The Irishman has a history of causing chaos on public transport - Neeson-related incidents are now the second highest cause of delays after leaves on the line. The Commuter could have easily been a direct sequel to director Jaume Collet-Serra's 2014 thriller Non-Stop, and that would have at least excused the use of the exact same plot template: a former cop trapped on a high-speed method of transport forced to dance to the tune of a criminal mastermind and root out an anonymous suspect from the passenger manifest. In The Commuter, we find and replace 'plane' for 'train' and we're away: a murder mystery on rails that has a good line in thrills and spills but one that’s unforgivably unoriginal and not liable to provide you with any surprises. It's Murder On The Obvious Express.

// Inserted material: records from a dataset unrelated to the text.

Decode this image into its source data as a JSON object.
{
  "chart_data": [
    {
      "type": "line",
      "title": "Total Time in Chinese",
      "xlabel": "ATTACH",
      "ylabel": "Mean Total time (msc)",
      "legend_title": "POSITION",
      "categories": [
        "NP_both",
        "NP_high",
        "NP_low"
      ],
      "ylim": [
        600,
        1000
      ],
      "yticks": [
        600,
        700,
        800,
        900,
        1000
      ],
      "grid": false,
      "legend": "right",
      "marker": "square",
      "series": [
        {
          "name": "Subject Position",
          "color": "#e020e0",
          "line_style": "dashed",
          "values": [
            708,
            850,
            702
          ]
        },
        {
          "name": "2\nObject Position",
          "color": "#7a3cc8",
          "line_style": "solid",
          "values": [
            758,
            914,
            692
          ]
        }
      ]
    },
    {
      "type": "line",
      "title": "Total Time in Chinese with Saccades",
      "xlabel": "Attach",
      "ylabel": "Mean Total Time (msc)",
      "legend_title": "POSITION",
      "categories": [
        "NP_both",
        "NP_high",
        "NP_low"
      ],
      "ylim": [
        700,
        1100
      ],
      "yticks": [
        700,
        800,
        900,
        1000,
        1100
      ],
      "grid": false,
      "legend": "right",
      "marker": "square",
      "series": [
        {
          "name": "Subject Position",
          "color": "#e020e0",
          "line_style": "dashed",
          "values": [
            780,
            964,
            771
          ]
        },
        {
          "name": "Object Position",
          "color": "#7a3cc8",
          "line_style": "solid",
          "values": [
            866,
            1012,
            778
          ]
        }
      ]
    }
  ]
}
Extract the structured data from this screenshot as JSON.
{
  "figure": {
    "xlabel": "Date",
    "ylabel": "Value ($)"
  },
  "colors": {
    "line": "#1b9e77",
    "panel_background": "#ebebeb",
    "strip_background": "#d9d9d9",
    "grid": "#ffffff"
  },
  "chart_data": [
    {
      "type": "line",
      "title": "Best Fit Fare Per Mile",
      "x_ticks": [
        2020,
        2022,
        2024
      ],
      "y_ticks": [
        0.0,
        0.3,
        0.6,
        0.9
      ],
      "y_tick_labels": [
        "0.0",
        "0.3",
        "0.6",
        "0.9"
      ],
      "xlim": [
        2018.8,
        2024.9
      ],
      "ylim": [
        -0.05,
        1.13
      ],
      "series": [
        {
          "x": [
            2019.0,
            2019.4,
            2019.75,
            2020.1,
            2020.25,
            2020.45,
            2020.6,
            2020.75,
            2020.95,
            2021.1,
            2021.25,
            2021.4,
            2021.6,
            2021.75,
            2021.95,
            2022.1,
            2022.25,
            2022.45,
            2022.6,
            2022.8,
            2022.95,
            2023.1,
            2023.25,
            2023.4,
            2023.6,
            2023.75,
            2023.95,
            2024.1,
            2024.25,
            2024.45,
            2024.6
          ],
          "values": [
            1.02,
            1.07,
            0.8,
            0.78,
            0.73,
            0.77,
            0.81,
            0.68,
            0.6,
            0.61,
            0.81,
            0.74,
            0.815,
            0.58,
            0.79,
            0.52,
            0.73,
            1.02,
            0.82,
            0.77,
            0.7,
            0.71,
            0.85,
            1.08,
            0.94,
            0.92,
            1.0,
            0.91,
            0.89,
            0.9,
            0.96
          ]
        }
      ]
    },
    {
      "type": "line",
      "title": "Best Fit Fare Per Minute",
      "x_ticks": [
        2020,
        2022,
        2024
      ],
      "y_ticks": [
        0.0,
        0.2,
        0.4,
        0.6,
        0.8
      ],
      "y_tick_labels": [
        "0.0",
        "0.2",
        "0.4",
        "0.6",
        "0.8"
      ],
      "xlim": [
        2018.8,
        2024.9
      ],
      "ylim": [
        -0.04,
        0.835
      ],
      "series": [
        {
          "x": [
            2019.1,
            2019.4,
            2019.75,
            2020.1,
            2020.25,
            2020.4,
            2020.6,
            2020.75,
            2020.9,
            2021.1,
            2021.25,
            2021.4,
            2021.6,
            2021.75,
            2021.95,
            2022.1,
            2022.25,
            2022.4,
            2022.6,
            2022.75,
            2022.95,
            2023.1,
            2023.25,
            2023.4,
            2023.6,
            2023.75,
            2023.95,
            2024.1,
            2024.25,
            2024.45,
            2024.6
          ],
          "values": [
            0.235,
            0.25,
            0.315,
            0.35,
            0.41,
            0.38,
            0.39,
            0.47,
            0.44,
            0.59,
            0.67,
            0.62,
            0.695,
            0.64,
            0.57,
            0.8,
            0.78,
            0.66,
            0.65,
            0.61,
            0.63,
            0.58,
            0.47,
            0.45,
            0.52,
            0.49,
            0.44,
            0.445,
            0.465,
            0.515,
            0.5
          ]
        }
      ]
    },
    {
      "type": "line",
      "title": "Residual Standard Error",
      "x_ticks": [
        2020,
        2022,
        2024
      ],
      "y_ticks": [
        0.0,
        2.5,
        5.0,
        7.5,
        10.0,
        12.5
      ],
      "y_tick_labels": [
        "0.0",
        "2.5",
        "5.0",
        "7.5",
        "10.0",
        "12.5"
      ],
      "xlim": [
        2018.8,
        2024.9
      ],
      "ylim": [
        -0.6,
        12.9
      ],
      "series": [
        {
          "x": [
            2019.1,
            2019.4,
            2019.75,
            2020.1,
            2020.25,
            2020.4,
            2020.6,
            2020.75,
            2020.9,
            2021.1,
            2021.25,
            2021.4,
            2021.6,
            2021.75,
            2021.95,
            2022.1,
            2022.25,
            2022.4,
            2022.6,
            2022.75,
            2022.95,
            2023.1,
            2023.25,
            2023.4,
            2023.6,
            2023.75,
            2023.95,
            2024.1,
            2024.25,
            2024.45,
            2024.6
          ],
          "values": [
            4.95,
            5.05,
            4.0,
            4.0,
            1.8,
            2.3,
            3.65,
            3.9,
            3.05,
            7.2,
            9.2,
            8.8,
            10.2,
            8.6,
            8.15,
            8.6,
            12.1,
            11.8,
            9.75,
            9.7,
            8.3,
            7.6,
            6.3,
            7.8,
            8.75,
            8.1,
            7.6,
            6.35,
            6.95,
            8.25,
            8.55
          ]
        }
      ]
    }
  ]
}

"It's just you putting your bag on the seat means no one else can sit there."


The set-up is slick and the train's geography is well-established thanks to some fancy tracking shots that show us the full layout of the train and its passengers. Collet-Serra wastes no time getting Neeson into trouble, via a wonderfully smarmy turn by Vera Farmiga, and the plotting is tight, uncomplicated and instantly exciting. Unfortunately, what starts off Hitchcock soon devolves into plain old cock in the last act, when the train - and the plot - completely derails. Much like a real commute, what appear to be an innocuous bunch of characters - including Brits Andy Nyman and Shazad Latif aka Clem Fandango - all turn out to be quite irritating company over the course of an hour and a half. Needless to say, a UK version of The Commuter would feature a lot more characters wearing earbuds and 1000% more judgemental tutting.

No one is under any grand illusion that high art is the benchmark here; in fact, unusually for this calibre of thriller, everyone seems to be in on the joke. There's a Spartacus riff that plays completely ridiculously, not to mention a number of moments that bend, if not break, the fourth wall, including a train conductor who absolutely isn't tolerating any action movie heroism shit on his shift. But, for every moment that The Commuter displays an iota of self-awareness, there's another scene where cliché is clung to like driftwood. Cheesy one-liners, convenient plot holes, logic farts, red herrings, hugely irrational decisions that no human being would ever make - you know the Liam Neeson thriller drill by now.

'The Central Line is experiencing minor delays'


The biggest laugh of the movie comes at the very end, where an exhausted, near-dead Neeson, having just survived an ordeal that would give mere mortals a lifetime of PTSD, is reunited with his kidnapped wife and child... who greet him with the kind of excitement usually reserved for a family member who has recently returned from the corner shop with milk. I can't remember a scene where the tone of the script was so radically misread. What's a commuter got to do to get some respect around here?

Let’s be honest, this kind of film really doesn’t have much of a future on the big screen: there's precious little of The Commuter that's cinematic and contains nothing that'd look out of place on Netflix. At 65, Liam Neeson has maybe five action movies left in him, and only has about three methods of public transportation he's yet to try, so my advice to you is to set your expectations low and be thankful that you still have the choice between, say, challenging awards season fare about freedom of the press, and a movie where Liam Neeson beats a man to death with a guitar. Allow yourself to be Taken 4: A Ride.